Items containing multiple lines will be truncated based on the row_height
config value.
WM Integration
It's easy to integrate clipster into an existing window manager by binding clipster commands to keyboard shortcuts.
For example, in i3 (my WM of choice) I have the following in my .i3/config file:
# Start clipster daemon
exec --no-startup-id clipster -d
# shortcut to selection widget (primary)
bindsym $mod+c exec clipster -sp
Pattern Matching
As well as the extract_uris
and extract_emails
options, there is a general-purpose extract_patterns
flag. If enabled, this will cause clipster to try to read regular expressions from the patterns
file (in clipster_dir
) and parse the selection text for matching patterns, adding the matched text to the history. clipster will skip any invalid patterns, logging a warning.
The patterns
file expects one regular expression per line. Do not add any comments, quote-marks or delimiters (e.g. /
) unles these are part of your pattern.
For example, to match all numbers within the selection text, add \d+
to the patterns
file.
Application Filtering
Clipster can ignore clipboard changes from applications based on their WM_CLASS property. This is useful for sensitive apps such as password managers, where you do not want clipster saving the text into the history file.
To determine the WM_CLASS for an application:
- run your app
- In a new terminal, run
xprop
. A small cross-hair will appear. - Click on your app.

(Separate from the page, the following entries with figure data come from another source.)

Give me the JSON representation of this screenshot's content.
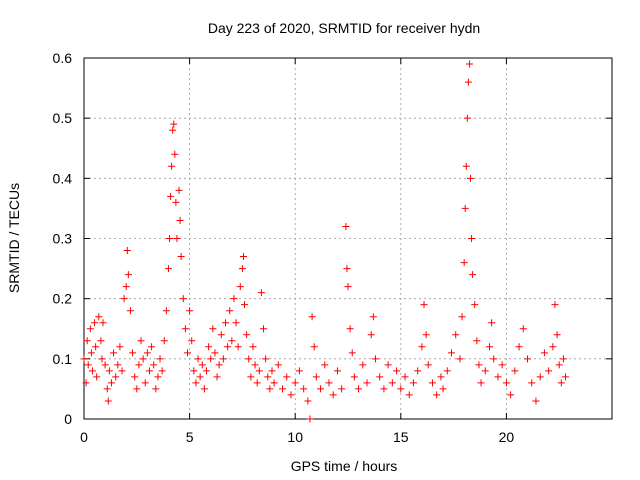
{
  "chart_data": {
    "type": "scatter",
    "title": "Day 223 of 2020, SRMTID for receiver hydn",
    "xlabel": "GPS time / hours",
    "ylabel": "SRMTID / TECUs",
    "xlim": [
      0,
      25
    ],
    "ylim": [
      0,
      0.6
    ],
    "xticks": [
      0,
      5,
      10,
      15,
      20
    ],
    "xtick_labels": [
      "0",
      "5",
      "10",
      "15",
      "20"
    ],
    "yticks": [
      0,
      0.1,
      0.2,
      0.3,
      0.4,
      0.5,
      0.6
    ],
    "ytick_labels": [
      "0",
      "0.1",
      "0.2",
      "0.3",
      "0.4",
      "0.5",
      "0.6"
    ],
    "grid": true,
    "marker": "+",
    "series": [
      {
        "name": "SRMTID",
        "color": "#ff0000",
        "points": [
          [
            0.0,
            0.1
          ],
          [
            0.1,
            0.06
          ],
          [
            0.15,
            0.13
          ],
          [
            0.2,
            0.09
          ],
          [
            0.3,
            0.15
          ],
          [
            0.35,
            0.11
          ],
          [
            0.4,
            0.08
          ],
          [
            0.5,
            0.16
          ],
          [
            0.55,
            0.12
          ],
          [
            0.6,
            0.07
          ],
          [
            0.7,
            0.17
          ],
          [
            0.8,
            0.13
          ],
          [
            0.85,
            0.1
          ],
          [
            0.9,
            0.16
          ],
          [
            1.0,
            0.09
          ],
          [
            1.1,
            0.05
          ],
          [
            1.15,
            0.03
          ],
          [
            1.2,
            0.08
          ],
          [
            1.3,
            0.06
          ],
          [
            1.4,
            0.11
          ],
          [
            1.5,
            0.07
          ],
          [
            1.6,
            0.09
          ],
          [
            1.7,
            0.12
          ],
          [
            1.8,
            0.08
          ],
          [
            1.9,
            0.2
          ],
          [
            2.0,
            0.22
          ],
          [
            2.05,
            0.28
          ],
          [
            2.1,
            0.24
          ],
          [
            2.2,
            0.18
          ],
          [
            2.3,
            0.11
          ],
          [
            2.4,
            0.07
          ],
          [
            2.5,
            0.05
          ],
          [
            2.6,
            0.09
          ],
          [
            2.7,
            0.13
          ],
          [
            2.8,
            0.1
          ],
          [
            2.9,
            0.06
          ],
          [
            3.0,
            0.11
          ],
          [
            3.1,
            0.08
          ],
          [
            3.2,
            0.12
          ],
          [
            3.3,
            0.09
          ],
          [
            3.4,
            0.05
          ],
          [
            3.5,
            0.07
          ],
          [
            3.6,
            0.1
          ],
          [
            3.7,
            0.08
          ],
          [
            3.8,
            0.13
          ],
          [
            3.9,
            0.18
          ],
          [
            4.0,
            0.25
          ],
          [
            4.05,
            0.3
          ],
          [
            4.1,
            0.37
          ],
          [
            4.15,
            0.42
          ],
          [
            4.2,
            0.48
          ],
          [
            4.25,
            0.49
          ],
          [
            4.3,
            0.44
          ],
          [
            4.35,
            0.36
          ],
          [
            4.4,
            0.3
          ],
          [
            4.5,
            0.38
          ],
          [
            4.55,
            0.33
          ],
          [
            4.6,
            0.27
          ],
          [
            4.7,
            0.2
          ],
          [
            4.8,
            0.15
          ],
          [
            4.9,
            0.11
          ],
          [
            5.0,
            0.18
          ],
          [
            5.1,
            0.13
          ],
          [
            5.2,
            0.08
          ],
          [
            5.3,
            0.06
          ],
          [
            5.4,
            0.1
          ],
          [
            5.5,
            0.07
          ],
          [
            5.6,
            0.09
          ],
          [
            5.7,
            0.05
          ],
          [
            5.8,
            0.08
          ],
          [
            5.9,
            0.12
          ],
          [
            6.0,
            0.1
          ],
          [
            6.1,
            0.15
          ],
          [
            6.2,
            0.11
          ],
          [
            6.3,
            0.07
          ],
          [
            6.4,
            0.09
          ],
          [
            6.5,
            0.14
          ],
          [
            6.6,
            0.1
          ],
          [
            6.7,
            0.16
          ],
          [
            6.8,
            0.12
          ],
          [
            6.9,
            0.18
          ],
          [
            7.0,
            0.13
          ],
          [
            7.1,
            0.2
          ],
          [
            7.2,
            0.16
          ],
          [
            7.3,
            0.12
          ],
          [
            7.4,
            0.22
          ],
          [
            7.5,
            0.25
          ],
          [
            7.55,
            0.27
          ],
          [
            7.6,
            0.19
          ],
          [
            7.7,
            0.14
          ],
          [
            7.8,
            0.1
          ],
          [
            7.9,
            0.07
          ],
          [
            8.0,
            0.12
          ],
          [
            8.1,
            0.09
          ],
          [
            8.2,
            0.06
          ],
          [
            8.3,
            0.08
          ],
          [
            8.4,
            0.21
          ],
          [
            8.5,
            0.15
          ],
          [
            8.6,
            0.1
          ],
          [
            8.7,
            0.07
          ],
          [
            8.8,
            0.05
          ],
          [
            8.9,
            0.08
          ],
          [
            9.0,
            0.06
          ],
          [
            9.2,
            0.09
          ],
          [
            9.4,
            0.05
          ],
          [
            9.6,
            0.07
          ],
          [
            9.8,
            0.04
          ],
          [
            10.0,
            0.06
          ],
          [
            10.2,
            0.08
          ],
          [
            10.4,
            0.05
          ],
          [
            10.6,
            0.03
          ],
          [
            10.7,
            0.0
          ],
          [
            10.8,
            0.17
          ],
          [
            10.9,
            0.12
          ],
          [
            11.0,
            0.07
          ],
          [
            11.2,
            0.05
          ],
          [
            11.4,
            0.09
          ],
          [
            11.6,
            0.06
          ],
          [
            11.8,
            0.04
          ],
          [
            12.0,
            0.08
          ],
          [
            12.2,
            0.05
          ],
          [
            12.4,
            0.32
          ],
          [
            12.45,
            0.25
          ],
          [
            12.5,
            0.22
          ],
          [
            12.6,
            0.15
          ],
          [
            12.7,
            0.11
          ],
          [
            12.8,
            0.07
          ],
          [
            13.0,
            0.05
          ],
          [
            13.2,
            0.09
          ],
          [
            13.4,
            0.06
          ],
          [
            13.6,
            0.14
          ],
          [
            13.7,
            0.17
          ],
          [
            13.8,
            0.1
          ],
          [
            14.0,
            0.07
          ],
          [
            14.2,
            0.05
          ],
          [
            14.4,
            0.09
          ],
          [
            14.6,
            0.06
          ],
          [
            14.8,
            0.08
          ],
          [
            15.0,
            0.05
          ],
          [
            15.2,
            0.07
          ],
          [
            15.4,
            0.04
          ],
          [
            15.6,
            0.06
          ],
          [
            15.8,
            0.08
          ],
          [
            16.0,
            0.12
          ],
          [
            16.1,
            0.19
          ],
          [
            16.2,
            0.14
          ],
          [
            16.3,
            0.09
          ],
          [
            16.5,
            0.06
          ],
          [
            16.7,
            0.04
          ],
          [
            16.9,
            0.07
          ],
          [
            17.0,
            0.05
          ],
          [
            17.2,
            0.08
          ],
          [
            17.4,
            0.11
          ],
          [
            17.6,
            0.14
          ],
          [
            17.8,
            0.1
          ],
          [
            17.9,
            0.17
          ],
          [
            18.0,
            0.26
          ],
          [
            18.05,
            0.35
          ],
          [
            18.1,
            0.42
          ],
          [
            18.15,
            0.5
          ],
          [
            18.2,
            0.56
          ],
          [
            18.25,
            0.59
          ],
          [
            18.3,
            0.4
          ],
          [
            18.35,
            0.3
          ],
          [
            18.4,
            0.24
          ],
          [
            18.5,
            0.19
          ],
          [
            18.6,
            0.13
          ],
          [
            18.7,
            0.09
          ],
          [
            18.8,
            0.06
          ],
          [
            19.0,
            0.08
          ],
          [
            19.2,
            0.12
          ],
          [
            19.3,
            0.16
          ],
          [
            19.4,
            0.1
          ],
          [
            19.6,
            0.07
          ],
          [
            19.8,
            0.09
          ],
          [
            20.0,
            0.06
          ],
          [
            20.2,
            0.04
          ],
          [
            20.4,
            0.08
          ],
          [
            20.6,
            0.12
          ],
          [
            20.8,
            0.15
          ],
          [
            21.0,
            0.1
          ],
          [
            21.2,
            0.06
          ],
          [
            21.4,
            0.03
          ],
          [
            21.6,
            0.07
          ],
          [
            21.8,
            0.11
          ],
          [
            22.0,
            0.08
          ],
          [
            22.2,
            0.12
          ],
          [
            22.3,
            0.19
          ],
          [
            22.4,
            0.14
          ],
          [
            22.5,
            0.09
          ],
          [
            22.6,
            0.06
          ],
          [
            22.7,
            0.1
          ],
          [
            22.8,
            0.07
          ]
        ]
      }
    ]
  }
}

- Note down the second value of the
WM_CLASS(STRING)
field.
For example, to ignore keepass2, emacs and firefox, add the following list to your config file:
filter_classes = KeePass2,Emacs24,Firefox
Client/Server Protocol
(For developers). The protocol for communication between client and server is fairly simple. It consists of 3 mandatory, and one optional field:
ACTION:BOARD:COUNT[:CONTENT]
ACTION
: An action for the server to perform. One ofBOARD
,DELETE
,SELECT
.BOARD
: The X selection to use. One ofPRIMARY
orCLIPBOARD
.COUNT
: A number used for actions where counts are important.CONTENT
: (Optional) Content specific to each action.
Note: The final :
separator is only included when content is present.
Action: BOARD
This is the default action. If content is none, return clipboard history (using count to determine the number of items to return). If content is defined, add its value to the clipboard.
Action: DELETE
Deletes an item from the clipboard. If content is defined, delete by pattern match. Else delete the last item on the board.
Action: SELECT
Launch the clipboard selection UI window.
Bugs & Improvements
I'm happy to receive any bug reports, pull requests, suggestions for features or other improvements - with the following caveats:
-
Clipster should remain driven by the command-line and keyboard - no GUI-only or mouse-only features.
-
No extra 3rd party dependencies (unless they are ones found in the core of most distros).
-
No requirement for packaging for installation (I'm happy to accept specfiles, debian packaging files etc - but you must always be able to just download and run Clipster if you want).